Adrieth n'est pourtant pas une femme dépourvue d'intelligence. Et elle fait de merveilleux dessins, merci Adrieth.

Je reviens à mon propos.

Cette étrange sensation que l'intelligence universelle se réduit dans chaque tête dès qu'on passe la porte d'entrée de l'hôpital.

Personne n’est visé en particulier, mais c’est un fait.

Ça se ressent physiologiquement. Ça se ressent au niveau de l’épiderme. C’est comme passer d’un micro-climat à l’autre. Tout le monde ressent le passage instantané de l’air chaud à l’air froid, l’été, quand il fait chaud dehors et qu’on rentre dans un établissement climatisé. Tout le monde ressent la pression qui change dans l’ascenseur d’un gratte-ciel ou sur une route en montagne.

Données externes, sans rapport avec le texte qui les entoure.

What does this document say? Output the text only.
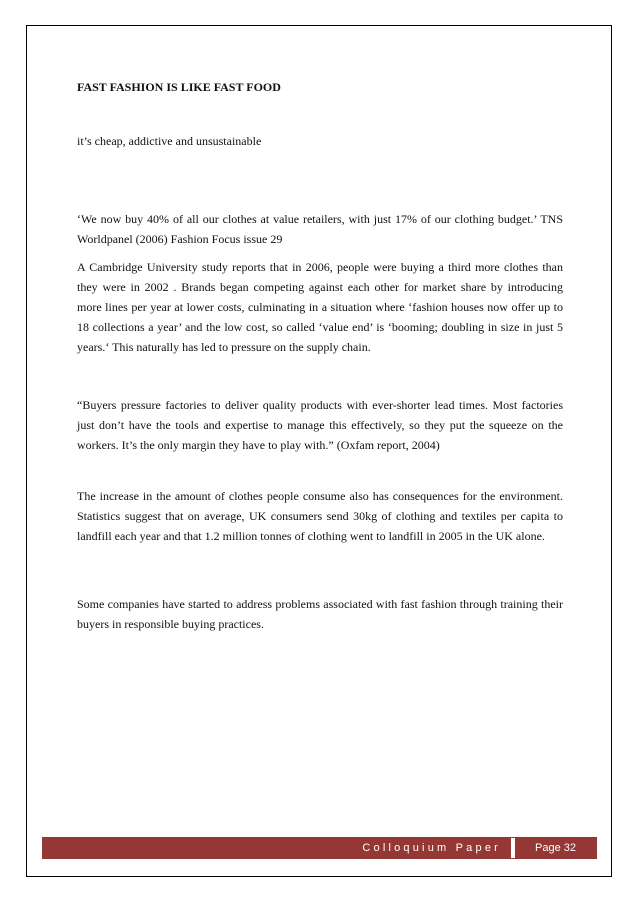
FAST FASHION IS LIKE FAST FOOD

it’s cheap, addictive and unsustainable

‘We now buy 40% of all our clothes at value retailers, with just 17% of our clothing budget.’ TNS Worldpanel (2006) Fashion Focus issue 29

A Cambridge University study reports that in 2006, people were buying a third more clothes than they were in 2002 . Brands began competing against each other for market share by introducing more lines per year at lower costs, culminating in a situation where ‘fashion houses now offer up to 18 collections a year’ and the low cost, so called ‘value end’ is ‘booming; doubling in size in just 5 years.‘ This naturally has led to pressure on the supply chain.

“Buyers pressure factories to deliver quality products with ever-shorter lead times. Most factories just don’t have the tools and expertise to manage this effectively, so they put the squeeze on the workers. It’s the only margin they have to play with.” (Oxfam report, 2004)

The increase in the amount of clothes people consume also has consequences for the environment. Statistics suggest that on average, UK consumers send 30kg of clothing and textiles per capita to landfill each year and that 1.2 million tonnes of clothing went to landfill in 2005 in the UK alone.

Some companies have started to address problems associated with fast fashion through training their buyers in responsible buying practices.

Colloquium Paper	Page 32
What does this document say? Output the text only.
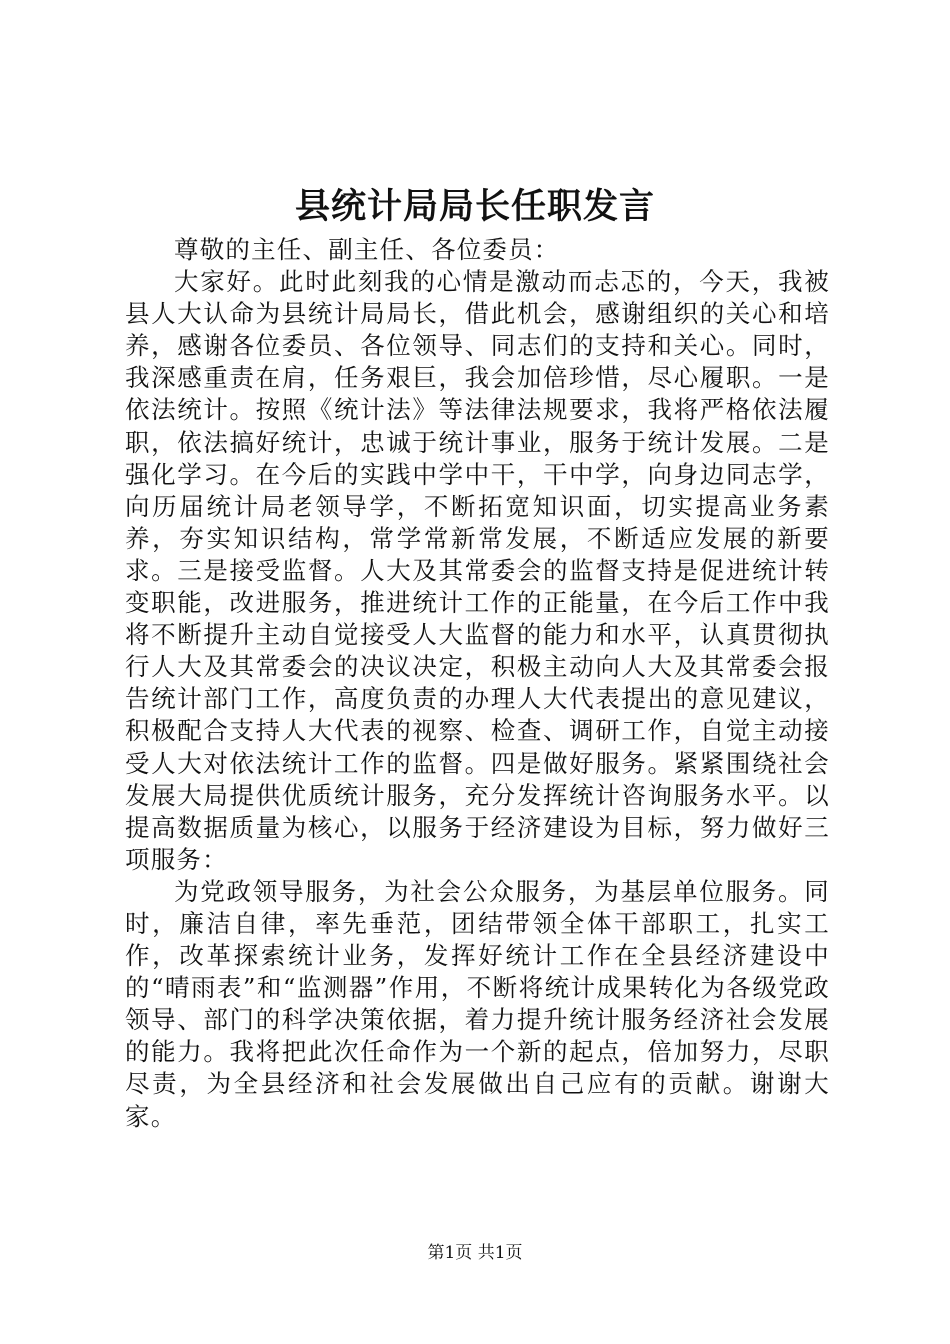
县统计局局长任职发言

尊敬的主任、副主任、各位委员：

大家好。此时此刻我的心情是激动而忐忑的，今天，我被县人大认命为县统计局局长，借此机会，感谢组织的关心和培养，感谢各位委员、各位领导、同志们的支持和关心。同时，我深感重责在肩，任务艰巨，我会加倍珍惜，尽心履职。一是依法统计。按照《统计法》等法律法规要求，我将严格依法履职，依法搞好统计，忠诚于统计事业，服务于统计发展。二是强化学习。在今后的实践中学中干，干中学，向身边同志学，向历届统计局老领导学，不断拓宽知识面，切实提高业务素养，夯实知识结构，常学常新常发展，不断适应发展的新要求。三是接受监督。人大及其常委会的监督支持是促进统计转变职能，改进服务，推进统计工作的正能量，在今后工作中我将不断提升主动自觉接受人大监督的能力和水平，认真贯彻执行人大及其常委会的决议决定，积极主动向人大及其常委会报告统计部门工作，高度负责的办理人大代表提出的意见建议，积极配合支持人大代表的视察、检查、调研工作，自觉主动接受人大对依法统计工作的监督。四是做好服务。紧紧围绕社会发展大局提供优质统计服务，充分发挥统计咨询服务水平。以提高数据质量为核心，以服务于经济建设为目标，努力做好三项服务：

为党政领导服务，为社会公众服务，为基层单位服务。同时，廉洁自律，率先垂范，团结带领全体干部职工，扎实工作，改革探索统计业务，发挥好统计工作在全县经济建设中的“晴雨表”和“监测器”作用，不断将统计成果转化为各级党政领导、部门的科学决策依据，着力提升统计服务经济社会发展的能力。我将把此次任命作为一个新的起点，倍加努力，尽职尽责，为全县经济和社会发展做出自己应有的贡献。谢谢大家。

第1页 共1页
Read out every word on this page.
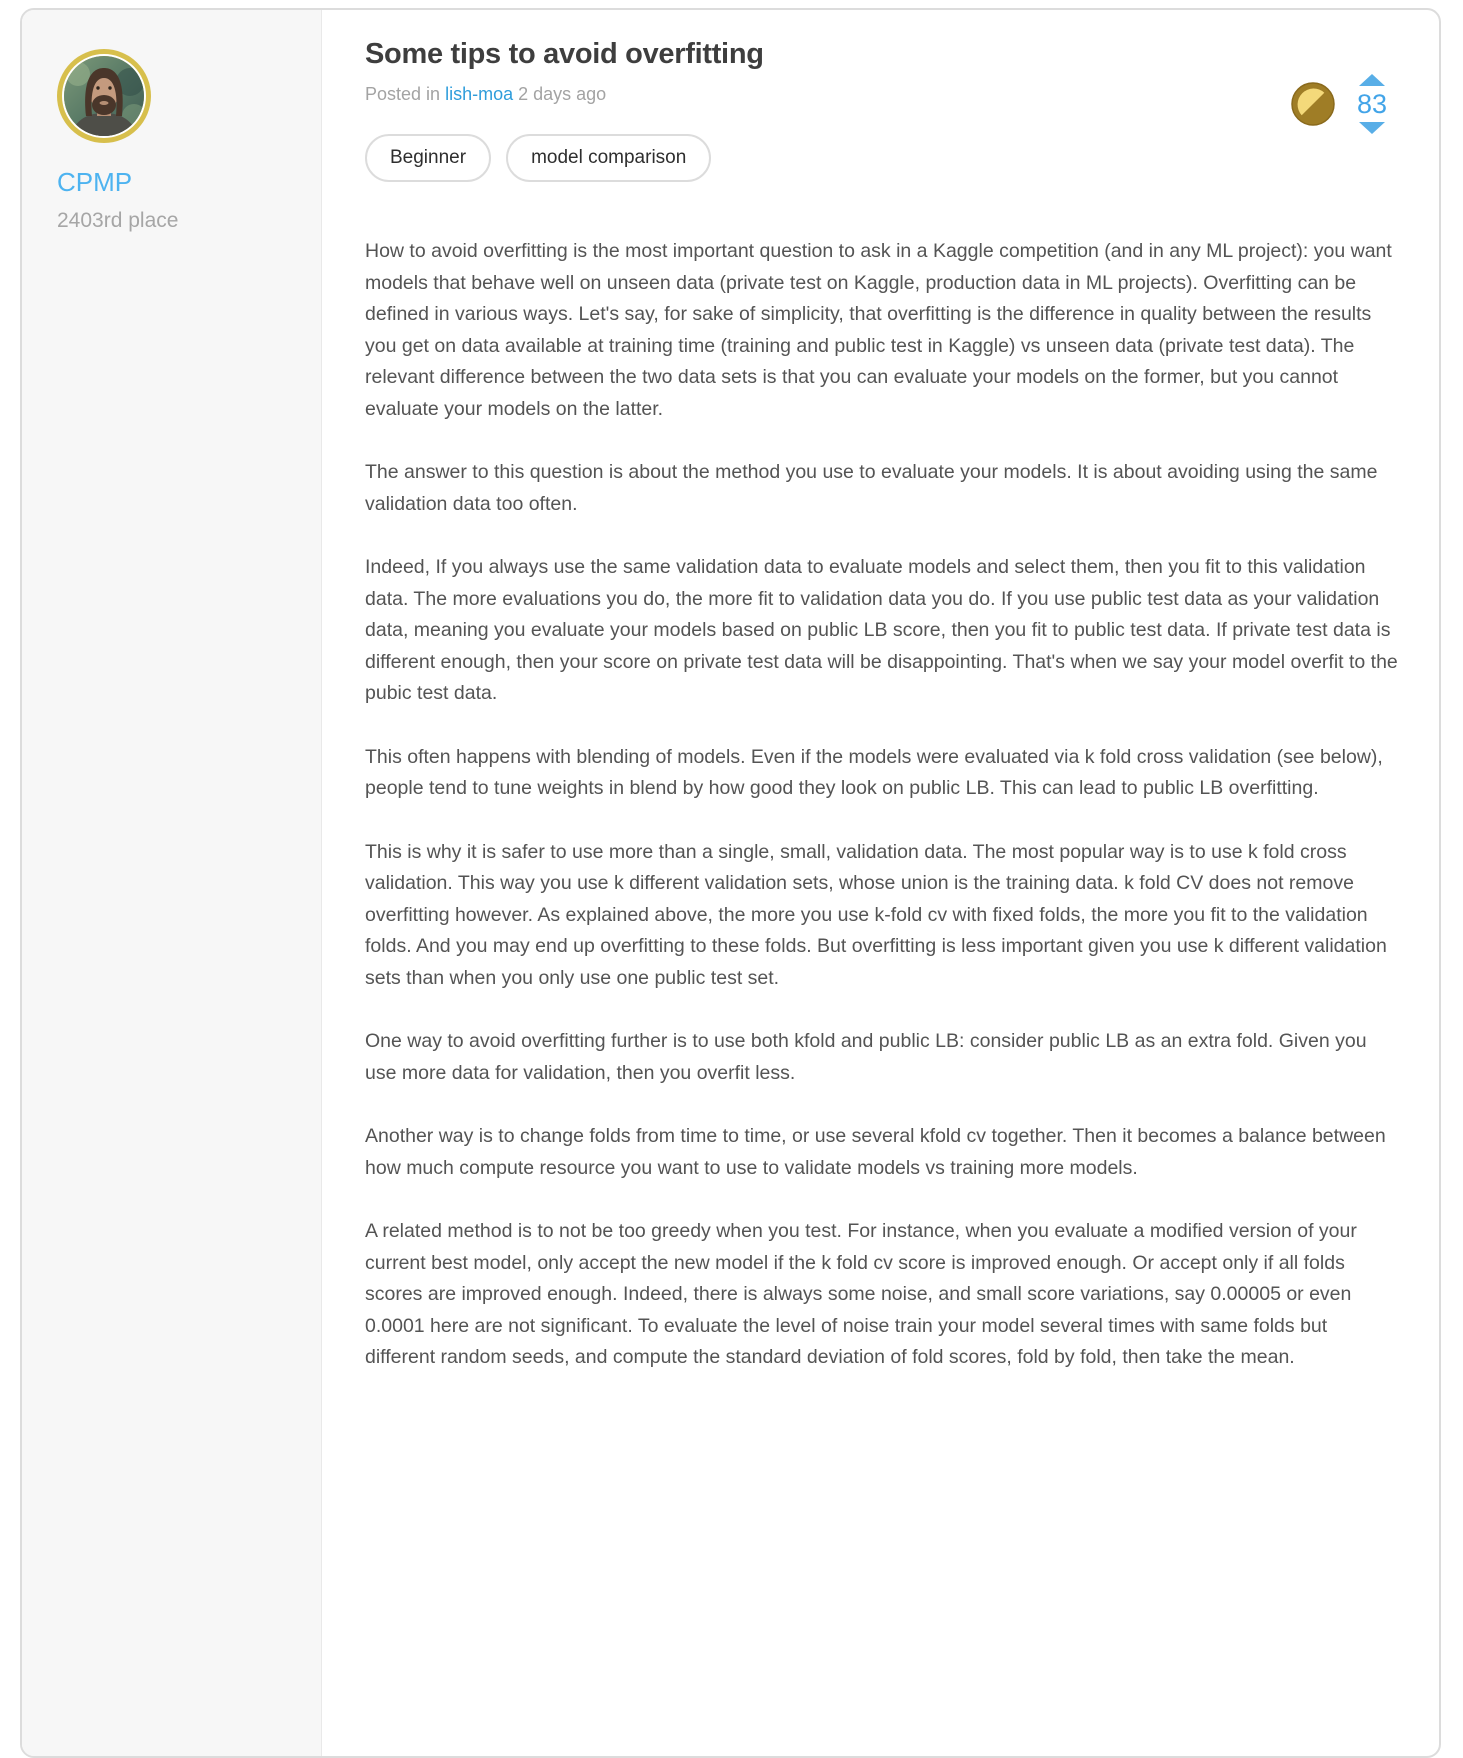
CPMP
2403rd place
Some tips to avoid overfitting
Posted in lish-moa 2 days ago	83
Beginner	model comparison

How to avoid overfitting is the most important question to ask in a Kaggle competition (and in any ML project): you want models that behave well on unseen data (private test on Kaggle, production data in ML projects). Overfitting can be defined in various ways. Let's say, for sake of simplicity, that overfitting is the difference in quality between the results you get on data available at training time (training and public test in Kaggle) vs unseen data (private test data). The relevant difference between the two data sets is that you can evaluate your models on the former, but you cannot evaluate your models on the latter.

The answer to this question is about the method you use to evaluate your models. It is about avoiding using the same validation data too often.

Indeed, If you always use the same validation data to evaluate models and select them, then you fit to this validation data. The more evaluations you do, the more fit to validation data you do. If you use public test data as your validation data, meaning you evaluate your models based on public LB score, then you fit to public test data. If private test data is different enough, then your score on private test data will be disappointing. That's when we say your model overfit to the pubic test data.

This often happens with blending of models. Even if the models were evaluated via k fold cross validation (see below), people tend to tune weights in blend by how good they look on public LB. This can lead to public LB overfitting.

This is why it is safer to use more than a single, small, validation data. The most popular way is to use k fold cross validation. This way you use k different validation sets, whose union is the training data. k fold CV does not remove overfitting however. As explained above, the more you use k-fold cv with fixed folds, the more you fit to the validation folds. And you may end up overfitting to these folds. But overfitting is less important given you use k different validation sets than when you only use one public test set.

One way to avoid overfitting further is to use both kfold and public LB: consider public LB as an extra fold. Given you use more data for validation, then you overfit less.

Another way is to change folds from time to time, or use several kfold cv together. Then it becomes a balance between how much compute resource you want to use to validate models vs training more models.

A related method is to not be too greedy when you test. For instance, when you evaluate a modified version of your current best model, only accept the new model if the k fold cv score is improved enough. Or accept only if all folds scores are improved enough. Indeed, there is always some noise, and small score variations, say 0.00005 or even 0.0001 here are not significant. To evaluate the level of noise train your model several times with same folds but different random seeds, and compute the standard deviation of fold scores, fold by fold, then take the mean.
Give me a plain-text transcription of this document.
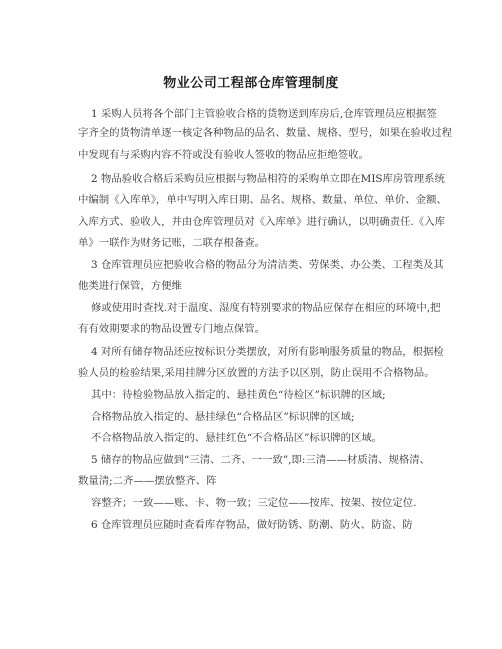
物业公司工程部仓库管理制度
1 采购人员将各个部门主管验收合格的货物送到库房后,仓库管理员应根据签
字齐全的货物清单逐一核定各种物品的品名、数量、规格、型号，如果在验收过程
中发现有与采购内容不符或没有验收人签收的物品应拒绝签收。
2 物品验收合格后采购员应根据与物品相符的采购单立即在MIS库房管理系统
中编制《入库单》，单中写明入库日期、品名、规格、数量、单位、单价、金额、
入库方式、验收人，并由仓库管理员对《入库单》进行确认，以明确责任.《入库
单》一联作为财务记账，二联存根备查。
3 仓库管理员应把验收合格的物品分为清洁类、劳保类、办公类、工程类及其
他类进行保管，方便维
修或使用时查找.对于温度、湿度有特别要求的物品应保存在相应的环境中,把
有有效期要求的物品设置专门地点保管。
4 对所有储存物品还应按标识分类摆放，对所有影响服务质量的物品，根据检
验人员的检验结果,采用挂牌分区放置的方法予以区别，防止误用不合格物品。
其中：待检验物品放入指定的、悬挂黄色“待检区”标识牌的区域;
合格物品放入指定的、悬挂绿色“合格品区”标识牌的区域;
不合格物品放入指定的、悬挂红色“不合格品区”标识牌的区域。
5 储存的物品应做到“三清、二齐、一一致”,即:三清——材质清、规格清、
数量清;二齐——摆放整齐、阵
容整齐；一致——账、卡、物一致；三定位——按库、按架、按位定位.
6 仓库管理员应随时查看库存物品，做好防锈、防潮、防火、防盗、防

Je n’avais mis les pieds que de très rares fois dans un hôpital. Toujours pour aller voir quelqu’un, jamais pour moi. J’ai une vie extraordinaire, j’ai une santé à toute épreuve. J’en suis consciente chaque jour de ma vie, chaque heure quand je suis branchée sur les actualités qui décrivent l’enfer du milieu hospitalier.

Hier, il a fallu que j’y aille pour trois fois rien, une minuscule correction au laser pour arranger un début de myopie.

L’aventure a commencé vers huit heures du matin. Comment dois-je m’habiller pour aller là? Qu’est-ce qu’ils vont me faire? Vont-ils m’obliger à mettre une jaquette? Vont-ils me confisquer mon téléphone cellulaire? Vont-ils m’appeler moi aussi par le nom de ma mère?

Qu’est-ce qu’il faut que j’apporte? Qu’est-ce qu’ils m’ont dit, déjà, qu’il ne fallait pas que j’oublie? Où ai-je mis ces papiers, je les avais rangés dans un endroit sûr, mais ça fait si longtemps.

Un an et demi que j’ai eu cet examen de la vue, un an que j’ai vu le spécialiste, huit mois que j’ai ce rendez-vous, que la date est encerclée sur mon ordi, sur le calendrier, dans ma tête, comme dans la tête de quelqu’un qui va partir pour la première fois vers l’Asie, vers la lune, qui vit en fonction du futur, qui se sent si prisonnier de ce repère à l’horizon de son agenda que tout ce qui viendra après lui paraît virtuel, étrange, improbable.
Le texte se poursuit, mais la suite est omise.